Discontent in Society
In my recent book, ‘The Fair Process Effect,’ I aim to provide a framework for understanding and possibly managing various conditions of discontent in our societies. The book studies antecedents of societal distrust, heightened polarization, and increased levels of conspiracy thinking. The book analyzes these different instances of discontent in society, focusing on three key points:
(1) Distrust, polarization between individuals and groups, and conspiracy thinking play an important role in our world and seem to occur more and more frequently across our globe. Thus, what we can do to somehow manage these instances of social discontent deserves our attention.
(2) It can be quite hard to handle these issues.
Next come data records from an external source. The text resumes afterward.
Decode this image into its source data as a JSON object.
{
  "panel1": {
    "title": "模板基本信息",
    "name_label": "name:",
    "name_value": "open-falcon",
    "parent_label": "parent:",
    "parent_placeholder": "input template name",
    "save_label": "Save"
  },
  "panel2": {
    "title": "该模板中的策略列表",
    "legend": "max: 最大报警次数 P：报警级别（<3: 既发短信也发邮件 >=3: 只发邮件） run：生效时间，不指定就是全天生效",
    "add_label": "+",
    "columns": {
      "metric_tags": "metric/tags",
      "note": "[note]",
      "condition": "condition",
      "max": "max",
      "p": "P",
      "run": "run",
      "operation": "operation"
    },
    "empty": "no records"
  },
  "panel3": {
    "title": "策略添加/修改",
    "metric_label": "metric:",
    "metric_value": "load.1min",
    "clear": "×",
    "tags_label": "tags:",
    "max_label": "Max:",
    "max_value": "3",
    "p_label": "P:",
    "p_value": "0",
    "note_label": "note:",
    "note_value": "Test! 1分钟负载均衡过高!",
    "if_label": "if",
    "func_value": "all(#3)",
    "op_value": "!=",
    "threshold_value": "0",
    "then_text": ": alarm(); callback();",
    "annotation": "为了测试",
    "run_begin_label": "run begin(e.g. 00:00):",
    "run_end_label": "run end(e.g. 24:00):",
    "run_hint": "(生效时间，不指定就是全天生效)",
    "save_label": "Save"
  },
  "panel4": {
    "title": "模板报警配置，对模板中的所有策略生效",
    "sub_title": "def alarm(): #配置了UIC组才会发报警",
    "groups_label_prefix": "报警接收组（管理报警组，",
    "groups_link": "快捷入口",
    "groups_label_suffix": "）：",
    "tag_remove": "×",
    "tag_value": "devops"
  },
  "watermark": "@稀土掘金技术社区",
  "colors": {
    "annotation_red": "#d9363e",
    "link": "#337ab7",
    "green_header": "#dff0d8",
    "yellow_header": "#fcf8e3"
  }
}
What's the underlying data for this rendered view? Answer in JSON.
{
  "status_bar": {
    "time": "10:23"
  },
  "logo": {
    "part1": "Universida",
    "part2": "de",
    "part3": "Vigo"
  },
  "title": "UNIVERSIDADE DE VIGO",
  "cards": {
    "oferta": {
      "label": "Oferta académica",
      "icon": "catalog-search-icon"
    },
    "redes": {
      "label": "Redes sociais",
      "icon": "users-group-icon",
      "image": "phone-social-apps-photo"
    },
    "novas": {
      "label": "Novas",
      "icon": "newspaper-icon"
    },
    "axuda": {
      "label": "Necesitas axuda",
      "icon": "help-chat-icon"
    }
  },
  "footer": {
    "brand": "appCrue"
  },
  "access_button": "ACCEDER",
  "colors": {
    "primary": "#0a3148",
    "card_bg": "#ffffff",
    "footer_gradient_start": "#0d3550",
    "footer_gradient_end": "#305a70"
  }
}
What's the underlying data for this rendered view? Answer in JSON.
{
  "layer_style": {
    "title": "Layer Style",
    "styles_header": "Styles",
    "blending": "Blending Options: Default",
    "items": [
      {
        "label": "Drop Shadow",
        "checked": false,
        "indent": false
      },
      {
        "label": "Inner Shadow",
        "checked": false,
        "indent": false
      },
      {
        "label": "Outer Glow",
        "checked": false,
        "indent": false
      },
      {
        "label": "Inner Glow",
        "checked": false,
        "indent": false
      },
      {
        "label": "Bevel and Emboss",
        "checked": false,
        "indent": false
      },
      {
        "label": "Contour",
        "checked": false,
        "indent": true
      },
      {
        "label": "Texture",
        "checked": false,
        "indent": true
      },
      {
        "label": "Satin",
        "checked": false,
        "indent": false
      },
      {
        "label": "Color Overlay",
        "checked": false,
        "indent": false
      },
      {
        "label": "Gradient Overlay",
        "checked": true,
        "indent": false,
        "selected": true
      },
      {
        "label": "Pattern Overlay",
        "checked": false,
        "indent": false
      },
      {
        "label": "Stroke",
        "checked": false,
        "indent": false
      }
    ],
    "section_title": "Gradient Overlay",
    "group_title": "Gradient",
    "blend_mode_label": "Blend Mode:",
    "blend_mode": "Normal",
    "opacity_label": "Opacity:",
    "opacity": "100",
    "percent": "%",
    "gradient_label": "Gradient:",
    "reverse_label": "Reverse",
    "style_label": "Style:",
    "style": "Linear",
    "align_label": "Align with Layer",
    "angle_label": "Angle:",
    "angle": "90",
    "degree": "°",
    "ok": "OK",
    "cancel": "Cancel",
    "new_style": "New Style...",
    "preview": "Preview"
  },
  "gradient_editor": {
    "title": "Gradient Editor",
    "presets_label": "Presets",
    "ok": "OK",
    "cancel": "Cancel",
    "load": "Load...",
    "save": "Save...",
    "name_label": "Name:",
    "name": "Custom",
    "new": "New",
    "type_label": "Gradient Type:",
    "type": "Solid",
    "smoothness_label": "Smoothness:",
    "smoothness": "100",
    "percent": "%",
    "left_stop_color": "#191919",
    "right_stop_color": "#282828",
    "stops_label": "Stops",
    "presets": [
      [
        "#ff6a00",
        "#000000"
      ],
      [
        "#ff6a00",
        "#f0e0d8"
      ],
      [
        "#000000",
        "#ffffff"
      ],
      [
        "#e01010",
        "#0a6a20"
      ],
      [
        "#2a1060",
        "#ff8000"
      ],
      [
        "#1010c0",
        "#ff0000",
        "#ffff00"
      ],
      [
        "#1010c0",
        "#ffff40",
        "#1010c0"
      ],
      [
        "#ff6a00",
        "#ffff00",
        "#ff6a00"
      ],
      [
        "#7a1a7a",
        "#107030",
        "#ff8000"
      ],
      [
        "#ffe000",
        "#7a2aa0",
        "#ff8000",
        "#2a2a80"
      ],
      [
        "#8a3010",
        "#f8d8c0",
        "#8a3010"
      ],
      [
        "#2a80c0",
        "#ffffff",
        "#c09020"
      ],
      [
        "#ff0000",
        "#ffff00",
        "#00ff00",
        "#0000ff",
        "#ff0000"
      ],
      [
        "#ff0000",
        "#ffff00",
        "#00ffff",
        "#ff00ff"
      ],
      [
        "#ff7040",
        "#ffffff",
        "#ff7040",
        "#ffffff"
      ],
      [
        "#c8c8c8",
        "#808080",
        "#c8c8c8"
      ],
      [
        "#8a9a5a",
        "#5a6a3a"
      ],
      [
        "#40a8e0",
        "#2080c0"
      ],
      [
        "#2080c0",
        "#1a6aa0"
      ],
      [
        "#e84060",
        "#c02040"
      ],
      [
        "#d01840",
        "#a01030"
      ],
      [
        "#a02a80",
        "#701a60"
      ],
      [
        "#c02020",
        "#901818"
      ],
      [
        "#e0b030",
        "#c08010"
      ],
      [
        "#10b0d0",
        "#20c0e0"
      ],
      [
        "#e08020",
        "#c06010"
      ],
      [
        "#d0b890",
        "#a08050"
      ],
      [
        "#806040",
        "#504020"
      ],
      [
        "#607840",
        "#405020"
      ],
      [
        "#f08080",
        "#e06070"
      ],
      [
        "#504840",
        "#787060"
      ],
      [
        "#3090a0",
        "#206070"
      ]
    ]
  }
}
Therefore, we need scientifically grounded tools that help to prevent that unwarranted levels of distrust, polarization, and conspicuous thoughts do arise and inflate to levels that democratic societies cannot deal with in legitimate and orderly ways.
(3) It is crucial that we as individuals, groups, and societies allow for, and indeed applaud, appropriate critical attitudes of the various terrible things that are going wrong in our world. In other words, we should not go overboard and respond too harshly to every occurrence of some form of discontent in our societies.
The Fair Process Effect
I argue that the science of what has become known as the fair process effect provides a framework for how to respond to these points. When people are treated in a polite manner and with respect, when they are able to voice their opinions, and when their opinions are seriously listened to by competent and professional authorities and others who matter, then it is likely that the fair process effect will occur. That is, when people thus feel fairly and justly treated, and hence feel to be members of their group, community, or society that matter, they are more likely to trust other people and are more willing to work together with them in cooperative ways and to do what is good for society at large.
As the ‘Fair Process Effect’ tries to explain in more detail, the fair process is a psychological phenomenon that can help to repair important instances of distrust, can temper hot and affective reactions within and between polarized groups, and may help to prevent suspicious ideas about conspiracies among elites or other authorities in this world.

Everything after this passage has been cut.